La France a toujours été attachée à sécuriser la transparence financière des entreprises les plus importantes et ce depuis plus de 150 ans. C’est une loi du 24 juillet 1867 qui a instauré la présentation aux actionnaires d’un rapport sur les comptes par un commissaire aux comptes. En 1936, à la suite de différentes malversations financières, la réglementation de la profession de « commissaire de sociétés » se met en place et en 1966 la loi sur les sociétés commerciales fixe les règles du contrôle des sociétés commerciales par les commissaires aux comptes dont le statut est organisé par décret en 1969.

Depuis cette date, et particulièrement depuis la loi de sécurité financière de 2003, la réglementation ne cesse d’être renforcée et la profession est aujourd’hui sous le contrôle d’un organisme de régulation indépendant, le Haut Conseil du commissariat aux comptes, le « H3C ».  Depuis la loi de 1966, les obligations se sont multipliées, les normes d’audit se sont développées, les règles d’indépendance et de déontologie se sont renforcées, interdisant notamment aux commissaires aux comptes de fournir des conseils à leurs clients lorsqu’ils certifient leurs comptes.

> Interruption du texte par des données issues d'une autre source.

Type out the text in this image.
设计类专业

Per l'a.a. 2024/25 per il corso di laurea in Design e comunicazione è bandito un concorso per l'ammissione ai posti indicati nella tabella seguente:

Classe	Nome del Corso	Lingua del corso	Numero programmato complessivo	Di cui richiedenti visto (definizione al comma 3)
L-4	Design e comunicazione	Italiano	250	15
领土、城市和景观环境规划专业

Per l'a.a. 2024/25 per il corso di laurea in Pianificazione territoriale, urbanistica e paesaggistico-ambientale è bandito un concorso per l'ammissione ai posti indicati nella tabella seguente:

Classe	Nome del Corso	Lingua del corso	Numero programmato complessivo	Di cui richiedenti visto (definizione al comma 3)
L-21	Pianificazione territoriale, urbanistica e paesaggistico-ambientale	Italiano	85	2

Parallèlement, au plan mondial, l’audit légal a suivi un destin comparable, sans toutefois toucher les petites et moyennes entreprises. C’est ce qui différentie la France des autres pays européens et c’est dans ce contexte que le Gouvernement envisage de supprimer l’obligation faite aux petites entreprises de faire certifier leurs comptes.

Auront ils inutiles pendant 40 ans de vie professionnelle ? C’est ce qui ressort du rapport de l’Inspection générale des finances qui conclut que les commissaires aux comptes n’apportent aucune valeur ajoutée lorsqu’ils certifient les comptes des petites entreprises?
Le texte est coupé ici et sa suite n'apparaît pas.